"Be yourself." "Especially do no feign affection."
As William Shakespeare wrote: "To Thine Own Self be True." "And it must follow, as the night the day, thou canst not then false to any man."
Sadly, there may well be more people than it might be realized, that never really live from the truth of themselves. So pervasive is family programming, societal indoctrination, religious tenets (which affect even those that have never set foot in a church). Telling people what they want to hear.... how frequently is this ploy utilized in job interviews? for example - "Oh yes, I'm more than willing to work any of the shifts... day or night!!" People (in some cases) will lie their face off to get that job - knowing full well, or at least strongly expecting, they won't enjoy working "grave-shift" at all! Why not show up at the interview (if you aren't an entrepreneurial sort) and tell it like it is!) Maybe you won't get that job, maybe the person conducting the interview is impressed with your authenticity (it's probably refreshing after all the b.s. and brown-nosing they've experienced) maybe there's another job you'd be perfectly suited for. Maybe in their professional networks, they know of someone else looking for someone like you (notice I said "you" - not someone, that is trying to be someone else) doing the chameleon thing. People are going to see through that eventually, it doesn't take long to realize someone doesn't show up consistently.
There never has been anyone just like you, and there never will be again. So why not put some focus and attention into showing up as you? The world doesn't need a duplicate of someone else. You've seen the "science-fiction" movies with the whole communities or armies of clones - it's not a very attractive prospect.
Only you can give yourself permission to be show up as yourself. There are innumerable people that will try and manipulate you into conforming and presenting as some watered down version of you. There is zero gratification in trying to be something you are not. If it doesn't align with who you are, then doing it, is going to automatically create inner conflict.
On this matter of "feigning affection" - the other person involved is going to sense that "your heart is not in it." If you think you are sparing their feelings or doing them some sort of favour by not being honest, stop right there! You are doing no such thing!
Someone that consistently puts on airs, is phoney, talks through both sides of their face, cannot be trusted. At the end of the day, someone living this way, will lack the ability to trust themselves.
I can't think of any times when I answered yes, when what I really wanted to say was no; that I went away, feeling good about it.

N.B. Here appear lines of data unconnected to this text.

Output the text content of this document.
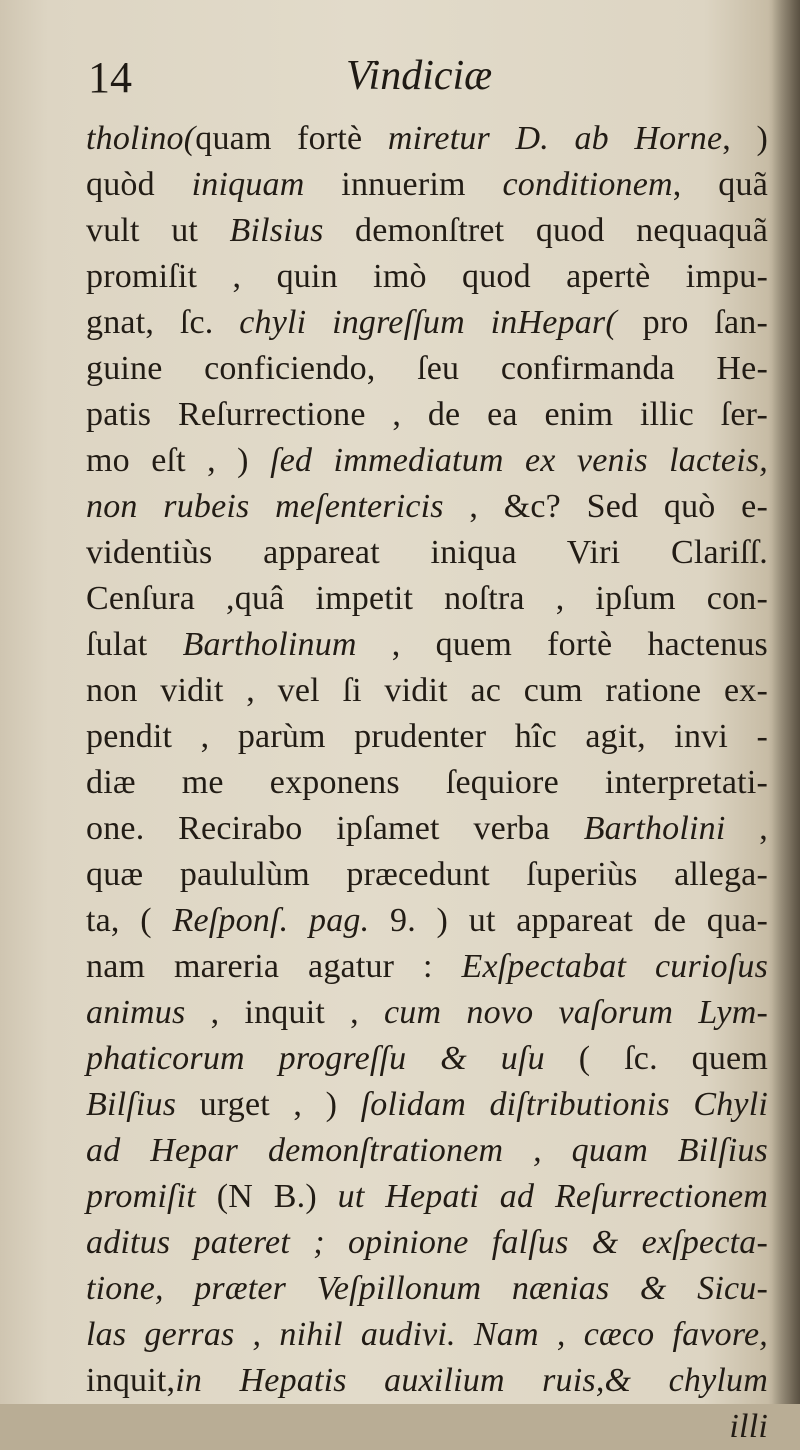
14	Vindiciæ
tholino(quam fortè miretur D. ab Horne, )
quòd iniquam innuerim conditionem, quã
vult ut Bilsius demonſtret quod nequaquã
promiſit , quin imò quod apertè impu-
gnat, ſc. chyli ingreſſum inHepar( pro ſan-
guine conficiendo, ſeu confirmanda He-
patis Reſurrectione , de ea enim illic ſer-
mo eſt , ) ſed immediatum ex venis lacteis,
non rubeis meſentericis , &c? Sed quò e-
videntiùs appareat iniqua Viri Clariſſ.
Cenſura ,quâ impetit noſtra , ipſum con-
ſulat Bartholinum , quem fortè hactenus
non vidit , vel ſi vidit ac cum ratione ex-
pendit , parùm prudenter hîc agit, invi -
diæ me exponens ſequiore interpretati-
one. Recirabo ipſamet verba Bartholini ,
quæ paululùm præcedunt ſuperiùs allega-
ta, ( Reſponſ. pag. 9. ) ut appareat de qua-
nam mareria agatur : Exſpectabat curioſus
animus , inquit , cum novo vaſorum Lym-
phaticorum progreſſu & uſu ( ſc. quem
Bilſius urget , ) ſolidam diſtributionis Chyli
ad Hepar demonſtrationem , quam Bilſius
promiſit (N B.) ut Hepati ad Reſurrectionem
aditus pateret ; opinione falſus & exſpecta-
tione, præter Veſpillonum nænias & Sicu-
las gerras , nihil audivi. Nam , cæco favore,
inquit,in Hepatis auxilium ruis,& chylum
illi
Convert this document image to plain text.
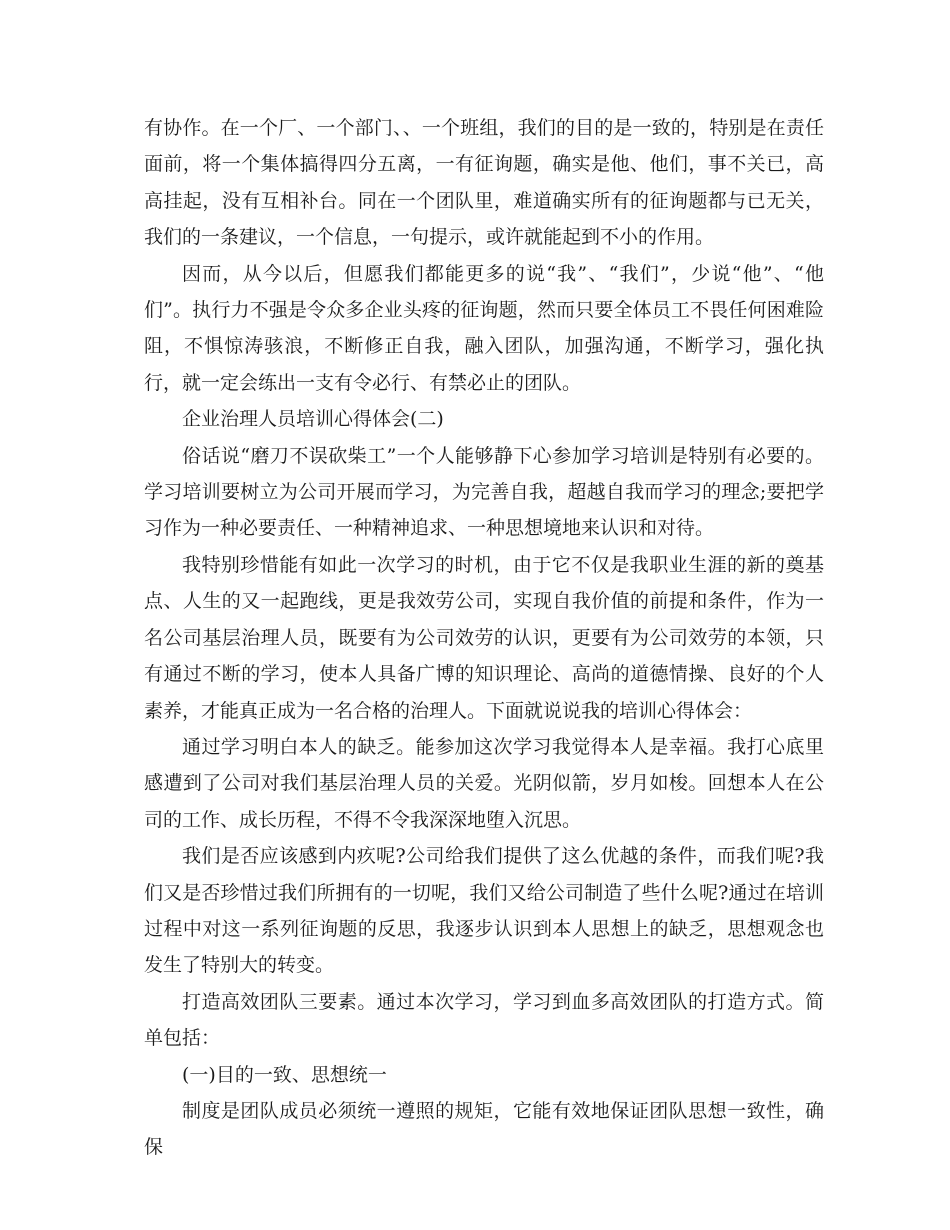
有协作。在一个厂、一个部门、、一个班组，我们的目的是一致的，特别是在责任面前，将一个集体搞得四分五离，一有征询题，确实是他、他们，事不关已，高高挂起，没有互相补台。同在一个团队里，难道确实所有的征询题都与已无关，我们的一条建议，一个信息，一句提示，或许就能起到不小的作用。

因而，从今以后，但愿我们都能更多的说“我”、“我们”，少说“他”、“他们”。执行力不强是令众多企业头疼的征询题，然而只要全体员工不畏任何困难险阻，不惧惊涛骇浪，不断修正自我，融入团队，加强沟通，不断学习，强化执行，就一定会练出一支有令必行、有禁必止的团队。

企业治理人员培训心得体会(二)

俗话说“磨刀不误砍柴工”一个人能够静下心参加学习培训是特别有必要的。学习培训要树立为公司开展而学习，为完善自我，超越自我而学习的理念;要把学习作为一种必要责任、一种精神追求、一种思想境地来认识和对待。

我特别珍惜能有如此一次学习的时机，由于它不仅是我职业生涯的新的奠基点、人生的又一起跑线，更是我效劳公司，实现自我价值的前提和条件，作为一名公司基层治理人员，既要有为公司效劳的认识，更要有为公司效劳的本领，只有通过不断的学习，使本人具备广博的知识理论、高尚的道德情操、良好的个人素养，才能真正成为一名合格的治理人。下面就说说我的培训心得体会：

通过学习明白本人的缺乏。能参加这次学习我觉得本人是幸福。我打心底里感遭到了公司对我们基层治理人员的关爱。光阴似箭，岁月如梭。回想本人在公司的工作、成长历程，不得不令我深深地堕入沉思。

我们是否应该感到内疚呢?公司给我们提供了这么优越的条件，而我们呢?我们又是否珍惜过我们所拥有的一切呢，我们又给公司制造了些什么呢?通过在培训过程中对这一系列征询题的反思，我逐步认识到本人思想上的缺乏，思想观念也发生了特别大的转变。

打造高效团队三要素。通过本次学习，学习到血多高效团队的打造方式。简单包括：

(一)目的一致、思想统一

制度是团队成员必须统一遵照的规矩，它能有效地保证团队思想一致性，确保
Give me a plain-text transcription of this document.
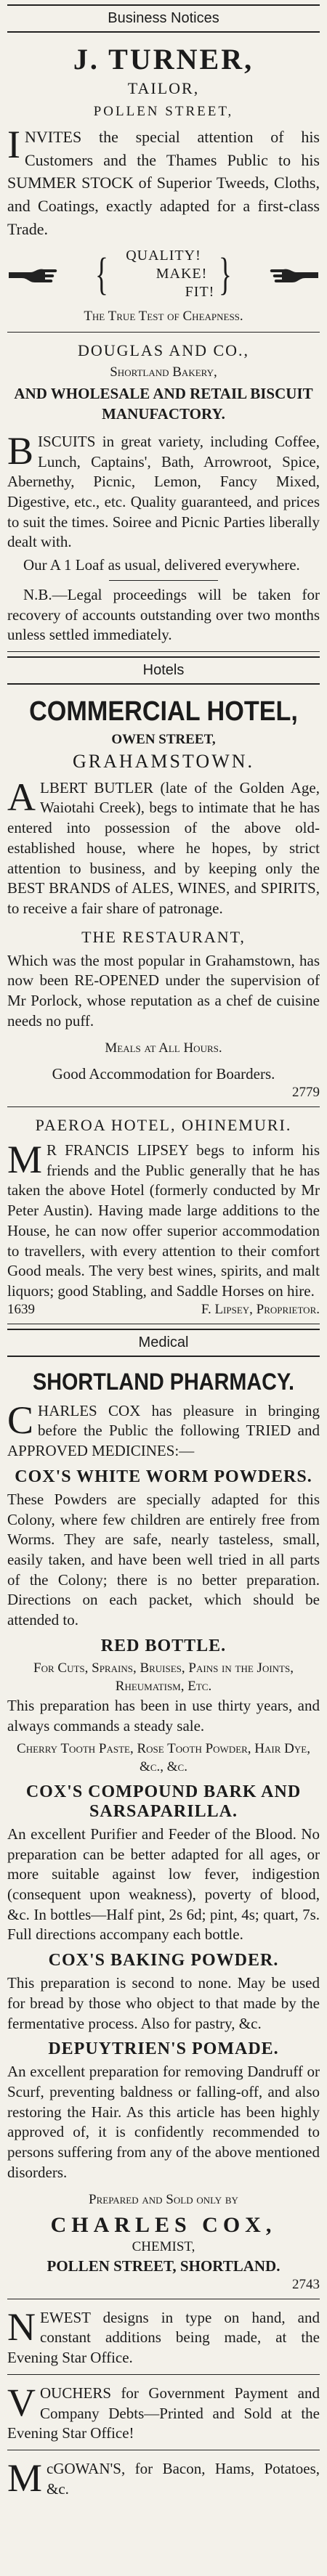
Business Notices
J. TURNER,
TAILOR,
POLLEN STREET,

INVITES the special attention of his Customers and the Thames Public to his SUMMER STOCK of Superior Tweeds, Cloths, and Coatings, exactly adapted for a first-class Trade.

{	QUALITY!
MAKE!
FIT! }
The True Test of Cheapness.
DOUGLAS AND CO.,
Shortland Bakery,
AND WHOLESALE AND RETAIL BISCUIT MANUFACTORY.

BISCUITS in great variety, including Coffee, Lunch, Captains', Bath, Arrowroot, Spice, Abernethy, Picnic, Lemon, Fancy Mixed, Digestive, etc., etc. Quality guaranteed, and prices to suit the times. Soiree and Picnic Parties liberally dealt with.

Our A 1 Loaf as usual, delivered everywhere.

N.B.—Legal proceedings will be taken for recovery of accounts outstanding over two months unless settled immediately.

Hotels
COMMERCIAL HOTEL,
OWEN STREET,
GRAHAMSTOWN.

ALBERT BUTLER (late of the Golden Age, Waiotahi Creek), begs to intimate that he has entered into possession of the above old-established house, where he hopes, by strict attention to business, and by keeping only the BEST BRANDS of ALES, WINES, and SPIRITS, to receive a fair share of patronage.

THE RESTAURANT,

Which was the most popular in Grahamstown, has now been RE-OPENED under the supervision of Mr Porlock, whose reputation as a chef de cuisine needs no puff.

Meals at All Hours.
Good Accommodation for Boarders.
2779
PAEROA HOTEL, OHINEMURI.

M R FRANCIS LIPSEY begs to inform his friends and the Public generally that he has taken the above Hotel (formerly conducted by Mr Peter Austin). Having made large additions to the House, he can now offer superior accommodation to travellers, with every attention to their comfort Good meals. The very best wines, spirits, and malt liquors; good Stabling, and Saddle Horses on hire.

1639	F. Lipsey, Proprietor.
Medical
SHORTLAND PHARMACY.

CHARLES COX has pleasure in bringing before the Public the following TRIED and APPROVED MEDICINES:—

COX'S WHITE WORM POWDERS.

These Powders are specially adapted for this Colony, where few children are entirely free from Worms. They are safe, nearly tasteless, small, easily taken, and have been well tried in all parts of the Colony; there is no better preparation. Directions on each packet, which should be attended to.

RED BOTTLE.
For Cuts, Sprains, Bruises, Pains in the Joints, Rheumatism, Etc.

This preparation has been in use thirty years, and always commands a steady sale.

Cherry Tooth Paste, Rose Tooth Powder, Hair Dye, &c., &c.
COX'S COMPOUND BARK AND SARSAPARILLA.

An excellent Purifier and Feeder of the Blood. No preparation can be better adapted for all ages, or more suitable against low fever, indigestion (consequent upon weakness), poverty of blood, &c. In bottles—Half pint, 2s 6d; pint, 4s; quart, 7s. Full directions accompany each bottle.

COX'S BAKING POWDER.

This preparation is second to none. May be used for bread by those who object to that made by the fermentative process. Also for pastry, &c.

DEPUYTRIEN'S POMADE.

An excellent preparation for removing Dandruff or Scurf, preventing baldness or falling-off, and also restoring the Hair. As this article has been highly approved of, it is confidently recommended to persons suffering from any of the above mentioned disorders.

Prepared and Sold only by
CHARLES COX,
CHEMIST,
POLLEN STREET, SHORTLAND.
2743

NEWEST designs in type on hand, and constant additions being made, at the Evening Star Office.

VOUCHERS for Government Payment and Company Debts—Printed and Sold at the Evening Star Office!

McGOWAN'S, for Bacon, Hams, Potatoes, &c.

This is all part and parcel of what is being said in the adage, "the truth will set you free." It might be uncomfortable at times, to speak the truth - but it is very simple, compared to the energy required to continue to build on a platform of deception.
On this Sir Walter Scott wrote: "Oh what a tangled web we weave, when first we practice to deceive." What is actually spared in the telling of a "little white lie." No use trying to rationalize it and wrap it in semantics. It is in fact - A Lie!
You tell me, at what point does your character/self respect, reputation, trustworthiness begin to become eroded, by habitual lying? Perhaps the first line of deception is when I tell myself, "it won't hurt anything this once." And "I won't do it again." It may occur as easier at first, but I believe one is hard pressed to actually claim.. "they got away" with anything.
Inauthenticity and life built on deception, is much like a "house of cards" - it's not going to take very much at all, to bring it all crumbling down.